First, the court’s position that it would be reviewing “the same materials” on a subsequent appeal seems misguided. It rests on an anticipated remittitur that “would not authorize reopening the motion.” While it might be appropriate to preclude new declarations in support or opposition to the summary judgment motion, there seems no reason to restrict the scope of review by the new trial judge on legal issues. Suppose the new judge hearing the motion sees a legal point that the commissioner missed and wants to ask for additional briefing on an issue? Would the remittitur also preclude that?

A second problem with the “same materials” rationale is that even if the summary judgment papers are unchanged, a second appeal would afford the parties an opportunity to revise their appellate briefs. One of the briefs might be substantially more persuasive, cite additional authority, or otherwise differ from the briefs on this appeal, potentially leading the court of appeal to a different result.

Even more obviously, it is uncertain whether the Court of Appeal would ever see the case again. Suppose the superior court judge on remand disagreed with the commissioner’s disposition and denied the motion. The defendant would have to file a petition for writ of mandamus (which has a 90% + chance of not being heard on the merits) or await final judgment before appealing on the ground that the motion was improperly denied. The case would have a decent chance of settling with a trial on the horizon, so the court of appeal might not see the case again.

All of these possibilities argue against what the Court of Appeal did here.

Time Travel Exists . . . if You’re a Judge

Code of Civil Procedure section 377.34 limits damages in the case of actions by a decedent’s personal representative to “the loss or damage that the decedent incurred before death.”  So what to do if you’re widowed days after a jury verdict awards your husband millions in damages for prospective loss but before judgment is entered?

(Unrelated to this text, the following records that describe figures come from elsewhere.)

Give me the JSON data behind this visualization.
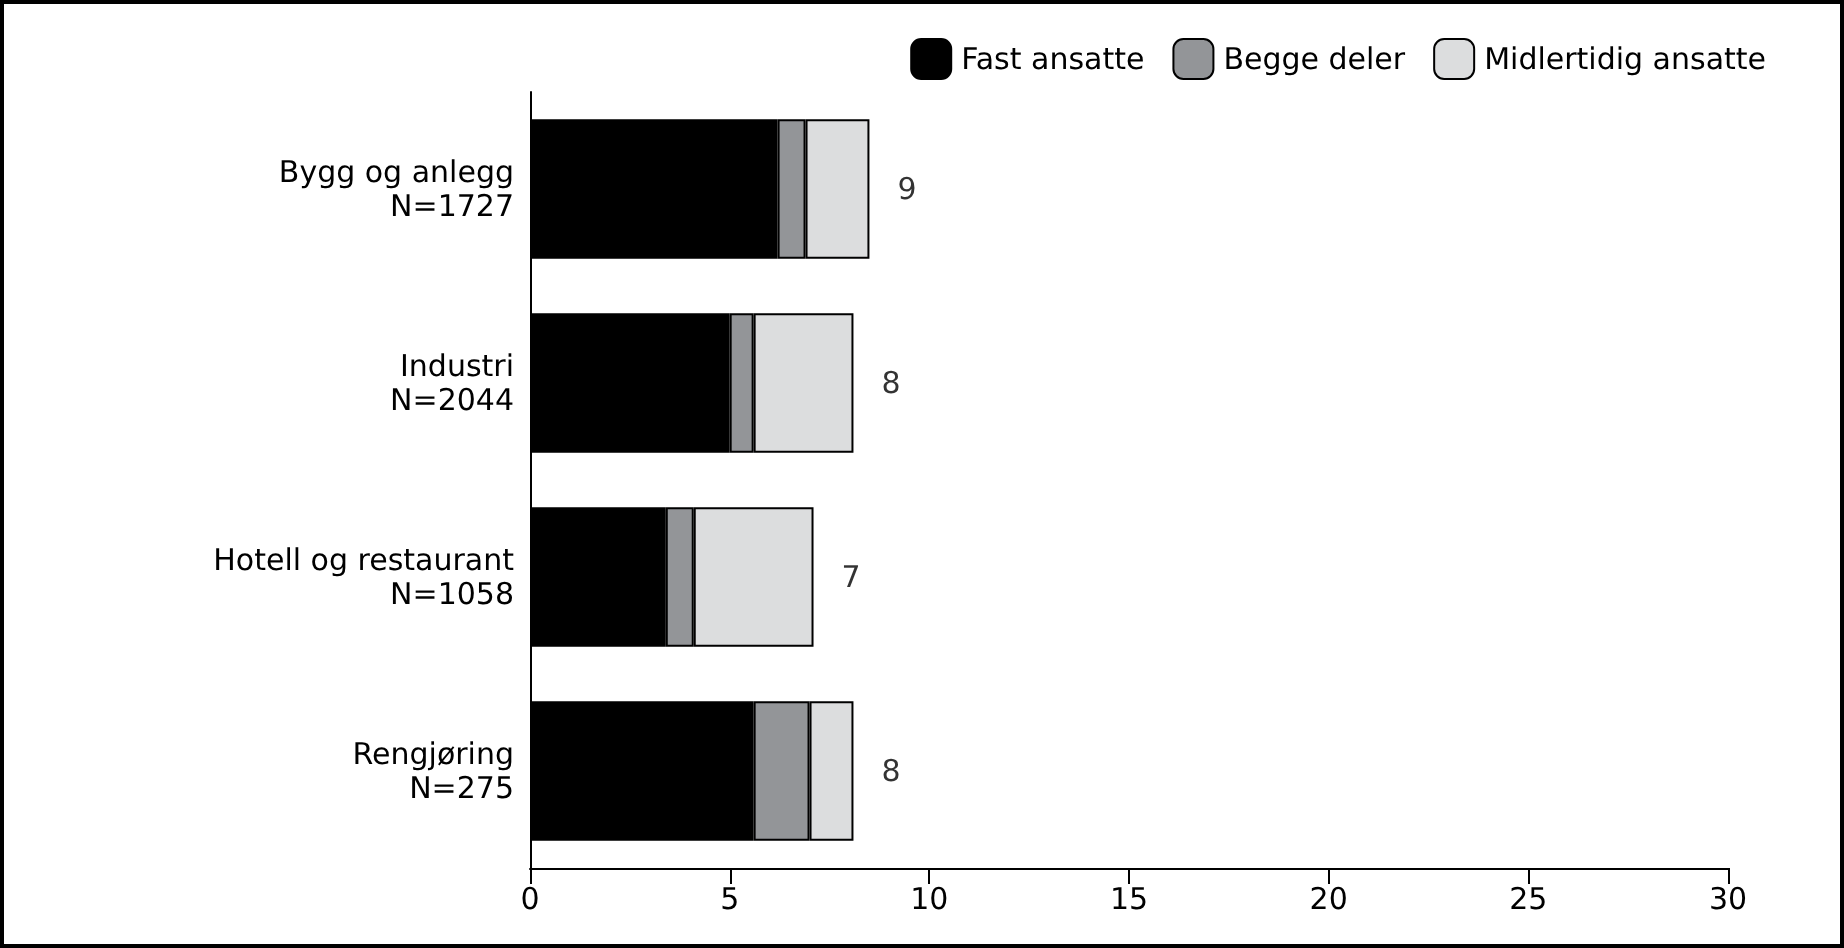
{
  "chart_data": {
    "type": "bar",
    "orientation": "horizontal",
    "stacked": true,
    "categories": [
      "Bygg og anlegg\nN=1727",
      "Industri\nN=2044",
      "Hotell og restaurant\nN=1058",
      "Rengjøring\nN=275"
    ],
    "series": [
      {
        "name": "Fast ansatte",
        "color": "#000000",
        "values": [
          6.2,
          5.0,
          3.4,
          5.6
        ]
      },
      {
        "name": "Begge deler",
        "color": "#939598",
        "values": [
          0.7,
          0.6,
          0.7,
          1.4
        ]
      },
      {
        "name": "Midlertidig ansatte",
        "color": "#dcddde",
        "values": [
          1.6,
          2.5,
          3.0,
          1.1
        ]
      }
    ],
    "totals": [
      "9",
      "8",
      "7",
      "8"
    ],
    "xlim": [
      0,
      30
    ],
    "xticks": [
      0,
      5,
      10,
      15,
      20,
      25,
      30
    ],
    "grid": false,
    "legend": "top right"
  }
}
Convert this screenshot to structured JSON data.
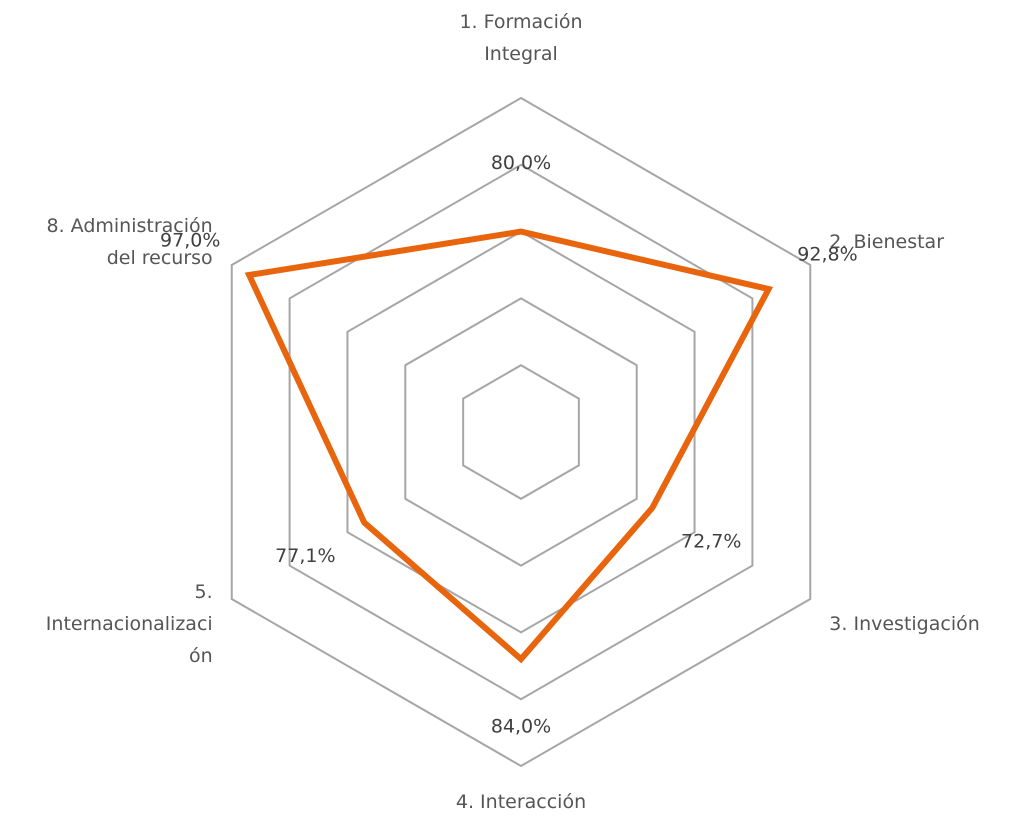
{
  "chart_data": {
    "type": "radar",
    "categories": [
      "1. Formación\nIntegral",
      "2. Bienestar",
      "3. Investigación",
      "4. Interacción",
      "5.\nInternacionalizaci\nón",
      "8. Administración\ndel recurso"
    ],
    "series": [
      {
        "color": "#e8650e",
        "values": [
          80.0,
          92.8,
          72.7,
          84.0,
          77.1,
          97.0
        ],
        "value_labels": [
          "80,0%",
          "92,8%",
          "72,7%",
          "84,0%",
          "77,1%",
          "97,0%"
        ]
      }
    ],
    "ylim": [
      50,
      100
    ],
    "yticks": [
      60,
      70,
      80,
      90,
      100
    ],
    "grid": true
  }
}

You ask the court to invoke the judicial equivalent of time travel: the entry of an order nunc pro tunc to a date before your husband died.  In Cadlo v. Metalclad Insulation Corp., case no. A111353 (June 11, 2007), the First District Court of Appeal holds that a valid exercise of the court’s power to antedate the judgment makes the earlier date the one relevant for section 337.34 purposes.  Since the Cadlo decedent was alive on the date of entry nunc pro tunc, section 337.34 does not apply.

The Court of Appeal finds that the trial court validly exercised its power here.  The date of nunc pro tunc entry was a date on which judgment could have been entered, the delay in entry was not due to plaintiff’s inaction, and the trial court was within its discretion to decide that antedating the judgment was necessary to avoid injustice because the defendants would have earned a large windfall (relief from millions of dollars in liability) without it.

UPDATE (6/13/07): Professor Martin has some commentary on what this case says about our desire for “finality” and whether we might desire it just a little too much.